Heifers being fed “hot” (high energy) rations in the last trimester of gestation will produce bigger calves given the nutrient diversion to the calf to complete its development.    Much calving difficulty is induced by feeding heifers like steers, prompting weight gain rather than frame development— so what sires you breed them to will have less success in avoiding difficult calvings under “steer feed” nutrition (that pack fat deposits into the pelvic cavity, the udder, and around internal body organs).

Sometimes type selection preferences interfere with calving ease.    The wide, flat “boxcar rump” that is a traditional Holstein standard, finds less favor in most other breeds, who recognize their calving ability comes in part from a “diamond shape” to the birthing channel.    You need thurl and pin width to get the hips out, but first you need pelvic height to get the head and shoulders started.    Both dimensions need to remain in proportion for minimal pelvic interference in birthing.     [This is one of the key areas of the cow physique improved by using the “aAa” breeding guide, instead of linear mating systems.]

Management pressure to breed heifers at earlier ages (to compete with the faster maturity of smaller frame breeds like Jerseys) has produced more heifer calving difficulty.   Heifers are not ready to breed until they are 55% of their expected mature weight.   Thus, if you like 1600 pound cows, do not breed heifers until they weigh 880 pounds—the blanket Holstein recommendation of 700 pounds is assuming you still milk the 1350 pound short-legged smoothies University dairies had in the 1960s.

Genetic   tradeoffs  in  calving ease

Most sire proof lists only show direct “calving ease”—the bull’s ranking as a service sire for birthing.
But in fact, two levels of data are calculated—“direct” and “maternal” calving ease.    The “maternal” rating is an indication of how his daughters are doing for birthing ability.

Exceptions to the assumed rules may prove the rule is defective

What you see across the broad data is a pattern—the lower the “calving ease” direct rating, the higher the “calving ease” maternal rating.    The old saw, “calving ease bulls produce small hard calving cows” is questionable, on the average of the data.    But who wants to milk “average” cows??    The secret is to find “calving ease” bulls whose daughters also calve easily, and produce live calves, for a full lifetime.        

The scoop on calving ease

Calving difficulties have led people to various strategies (breed heifers to Jersey bulls, breed heifers to sexed semen, use only calving ease rated sires) that seem to either raise our AI costs or lower our herd equity value.     Why did this happen?      It relates to the delayed recognition that calving ease was as “genetic” a trait as production or type, and is linked to broader health and fertility issues—such as the rate of still born calves—currently averaging 8% of all Holstein births-- as well as to structural mating issues in the width, length, and proportions of the pelvic rump shape.

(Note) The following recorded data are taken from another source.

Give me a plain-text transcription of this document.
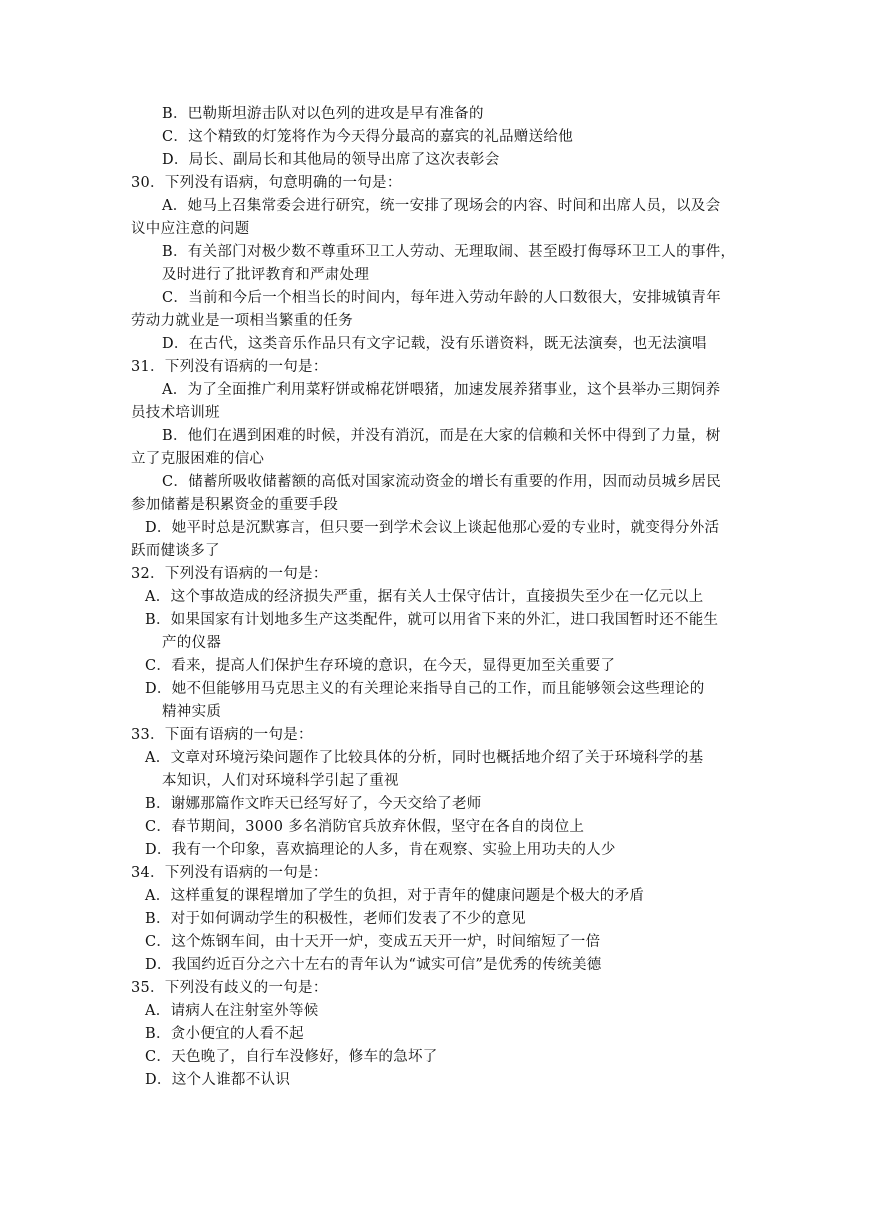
B．巴勒斯坦游击队对以色列的进攻是早有准备的
C．这个精致的灯笼将作为今天得分最高的嘉宾的礼品赠送给他
D．局长、副局长和其他局的领导出席了这次表彰会
30．下列没有语病，句意明确的一句是：
A．她马上召集常委会进行研究，统一安排了现场会的内容、时间和出席人员，以及会
议中应注意的问题
B．有关部门对极少数不尊重环卫工人劳动、无理取闹、甚至殴打侮辱环卫工人的事件，
及时进行了批评教育和严肃处理
C．当前和今后一个相当长的时间内，每年进入劳动年龄的人口数很大，安排城镇青年
劳动力就业是一项相当繁重的任务
D．在古代，这类音乐作品只有文字记载，没有乐谱资料，既无法演奏，也无法演唱
31．下列没有语病的一句是：
A．为了全面推广利用菜籽饼或棉花饼喂猪，加速发展养猪事业，这个县举办三期饲养
员技术培训班
B．他们在遇到困难的时候，并没有消沉，而是在大家的信赖和关怀中得到了力量，树
立了克服困难的信心
C．储蓄所吸收储蓄额的高低对国家流动资金的增长有重要的作用，因而动员城乡居民
参加储蓄是积累资金的重要手段
D．她平时总是沉默寡言，但只要一到学术会议上谈起他那心爱的专业时，就变得分外活
跃而健谈多了
32．下列没有语病的一句是：
A．这个事故造成的经济损失严重，据有关人士保守估计，直接损失至少在一亿元以上
B．如果国家有计划地多生产这类配件，就可以用省下来的外汇，进口我国暂时还不能生
产的仪器
C．看来，提高人们保护生存环境的意识，在今天，显得更加至关重要了
D．她不但能够用马克思主义的有关理论来指导自己的工作，而且能够领会这些理论的
精神实质
33．下面有语病的一句是：
A．文章对环境污染问题作了比较具体的分析，同时也概括地介绍了关于环境科学的基
本知识，人们对环境科学引起了重视
B．谢娜那篇作文昨天已经写好了，今天交给了老师
C．春节期间，3000 多名消防官兵放弃休假，坚守在各自的岗位上
D．我有一个印象，喜欢搞理论的人多，肯在观察、实验上用功夫的人少
34．下列没有语病的一句是：
A．这样重复的课程增加了学生的负担，对于青年的健康问题是个极大的矛盾
B．对于如何调动学生的积极性，老师们发表了不少的意见
C．这个炼钢车间，由十天开一炉，变成五天开一炉，时间缩短了一倍
D．我国约近百分之六十左右的青年认为“诚实可信”是优秀的传统美德
35．下列没有歧义的一句是：
A．请病人在注射室外等候
B．贪小便宜的人看不起
C．天色晚了，自行车没修好，修车的急坏了
D．这个人谁都不认识
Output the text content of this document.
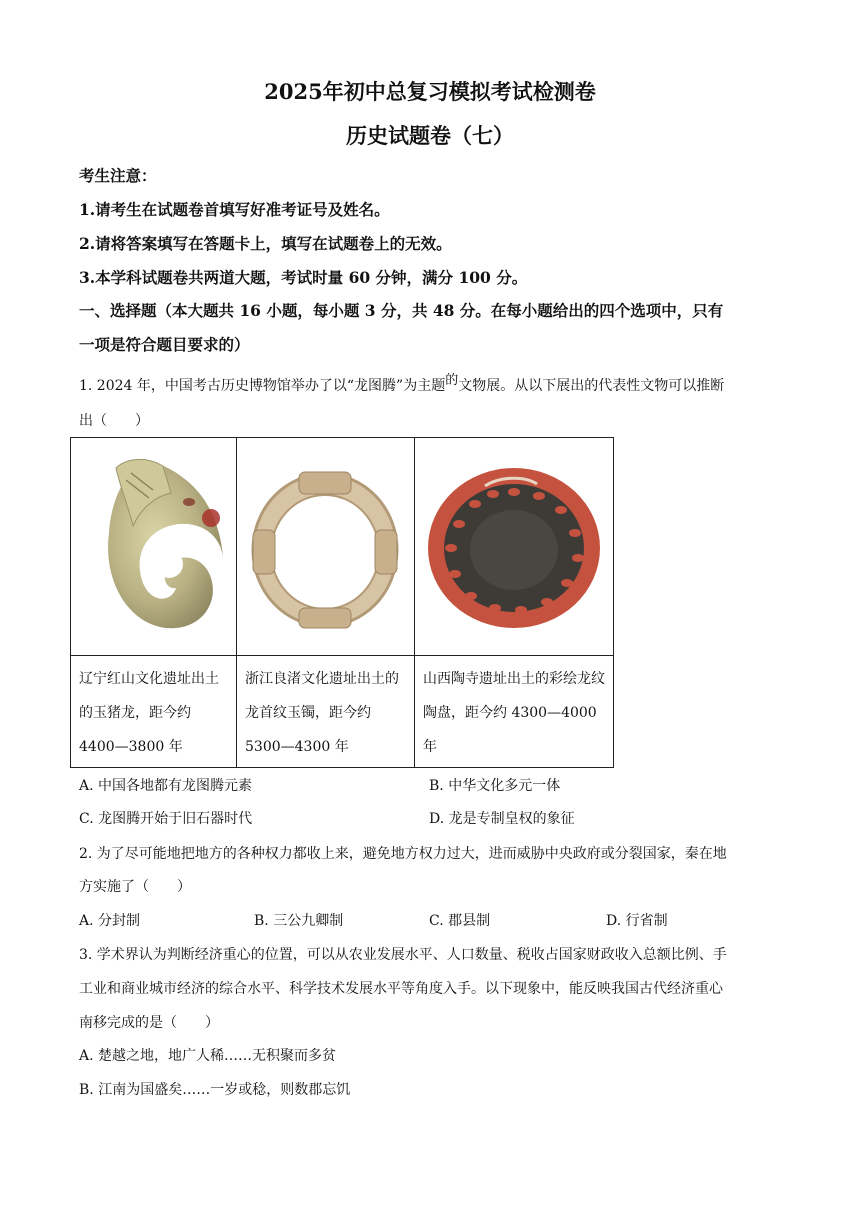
2025年初中总复习模拟考试检测卷
历史试题卷（七）
考生注意：
1.请考生在试题卷首填写好准考证号及姓名。
2.请将答案填写在答题卡上，填写在试题卷上的无效。
3.本学科试题卷共两道大题，考试时量 60 分钟，满分 100 分。
一、选择题（本大题共 16 小题，每小题 3 分，共 48 分。在每小题给出的四个选项中，只有
一项是符合题目要求的）
1. 2024 年，中国考古历史博物馆举办了以“龙图腾”为主题的文物展。从以下展出的代表性文物可以推断
出（　　）

辽宁红山文化遗址出土的玉猪龙，距今约 4400—3800 年	浙江良渚文化遗址出土的龙首纹玉镯，距今约 5300—4300 年	山西陶寺遗址出土的彩绘龙纹陶盘，距今约 4300—4000 年
A. 中国各地都有龙图腾元素	B. 中华文化多元一体
C. 龙图腾开始于旧石器时代	D. 龙是专制皇权的象征
2. 为了尽可能地把地方的各种权力都收上来，避免地方权力过大，进而威胁中央政府或分裂国家，秦在地
方实施了（　　）
A. 分封制	B. 三公九卿制	C. 郡县制	D. 行省制
3. 学术界认为判断经济重心的位置，可以从农业发展水平、人口数量、税收占国家财政收入总额比例、手
工业和商业城市经济的综合水平、科学技术发展水平等角度入手。以下现象中，能反映我国古代经济重心
南移完成的是（　　）
A. 楚越之地，地广人稀……无积聚而多贫
B. 江南为国盛矣……一岁或稔，则数郡忘饥
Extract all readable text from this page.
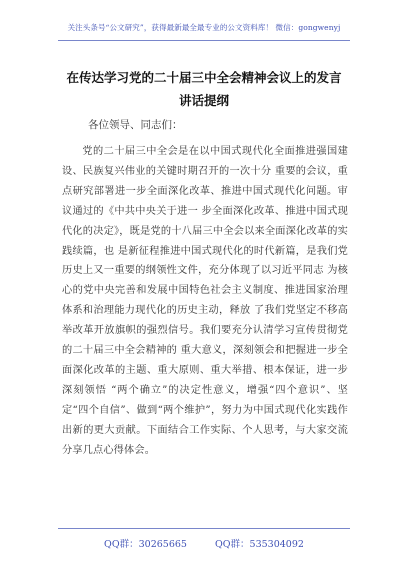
关注头条号“公文研究”，获得最新最全最专业的公文资料库！ 微信：gongwenyj
在传达学习党的二十届三中全会精神会议上的发言讲话提纲
各位领导、同志们：
党的二十届三中全会是在以中国式现代化全面推进强国建设、民族复兴伟业的关键时期召开的一次十分 重要的会议，重点研究部署进一步全面深化改革、推进中国式现代化问题。审议通过的《中共中央关于进一 步全面深化改革、推进中国式现代化的决定》，既是党的十八届三中全会以来全面深化改革的实践续篇，也 是新征程推进中国式现代化的时代新篇，是我们党历史上又一重要的纲领性文件，充分体现了以习近平同志 为核心的党中央完善和发展中国特色社会主义制度、推进国家治理体系和治理能力现代化的历史主动，释放 了我们党坚定不移高举改革开放旗帜的强烈信号。我们要充分认清学习宣传贯彻党的二十届三中全会精神的 重大意义，深刻领会和把握进一步全面深化改革的主题、重大原则、重大举措、根本保证，进一步深刻领悟 “两个确立”的决定性意义，增强“四个意识”、坚定“四个自信”、做到“两个维护”，努力为中国式现代化实践作出新的更大贡献。下面结合工作实际、个人思考，与大家交流分享几点心得体会。
QQ群：30265665	QQ群：535304092
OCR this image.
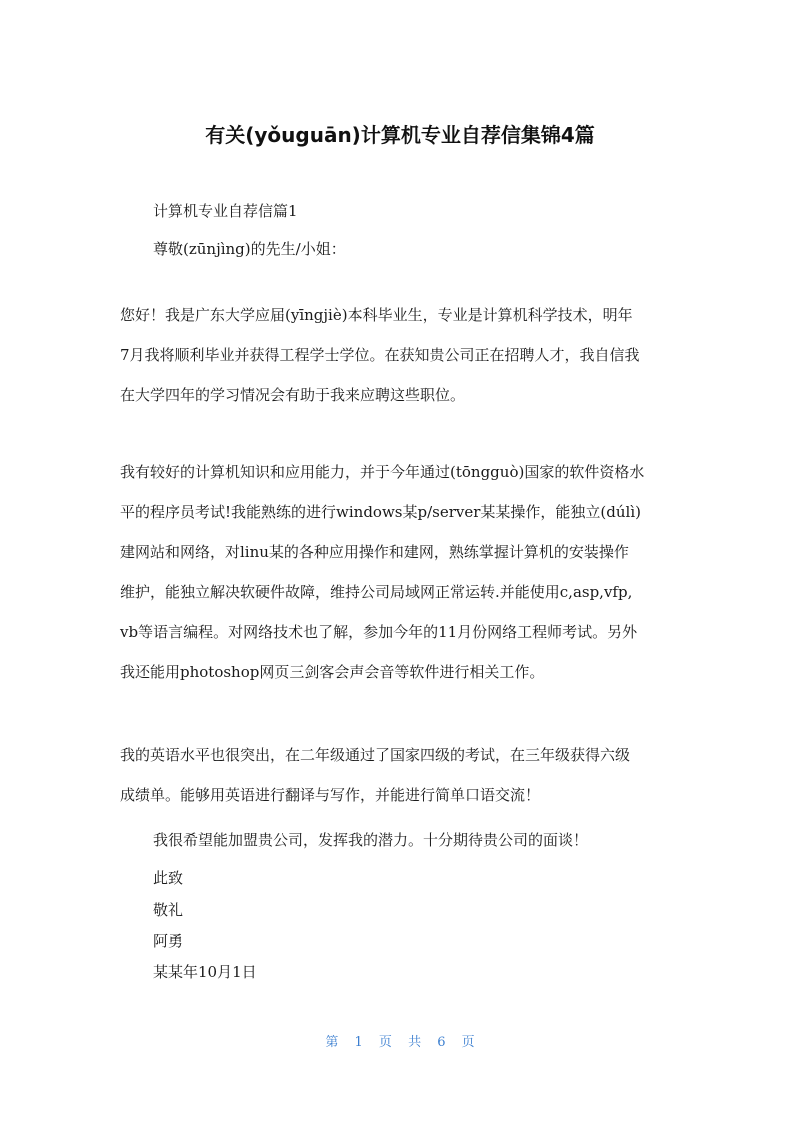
有关(yǒuguān)计算机专业自荐信集锦4篇
计算机专业自荐信篇1
尊敬(zūnjìng)的先生/小姐：
您好！我是广东大学应届(yīngjiè)本科毕业生，专业是计算机科学技术，明年
7月我将顺利毕业并获得工程学士学位。在获知贵公司正在招聘人才，我自信我
在大学四年的学习情况会有助于我来应聘这些职位。
我有较好的计算机知识和应用能力，并于今年通过(tōngguò)国家的软件资格水
平的程序员考试!我能熟练的进行windows某p/server某某操作，能独立(dúlì)
建网站和网络，对linu某的各种应用操作和建网，熟练掌握计算机的安装操作
维护，能独立解决软硬件故障，维持公司局域网正常运转.并能使用c,asp,vfp,
vb等语言编程。对网络技术也了解，参加今年的11月份网络工程师考试。另外
我还能用photoshop网页三剑客会声会音等软件进行相关工作。
我的英语水平也很突出，在二年级通过了国家四级的考试，在三年级获得六级
成绩单。能够用英语进行翻译与写作，并能进行简单口语交流！
我很希望能加盟贵公司，发挥我的潜力。十分期待贵公司的面谈！
此致
敬礼
阿勇
某某年10月1日
第 1 页 共 6 页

One thing for sure—the data does not support some old-timer attitudes like “select for calving ease and you end up with small, narrow, frail cows”.     Increasingly there is recognition that “frailty” is a result of broader selection issues, such as the importance of balancing “sharp” and “round” body qualities in the overall [bull x cow] mating design.     [Programs like aAa breeding guide produce heifers that are more capable of calving unassisted with a living calf—selecting sires to avoid the genetic sources of a lack of vigor in calving, such as using maternal stillbirth rates, add to success in this area.]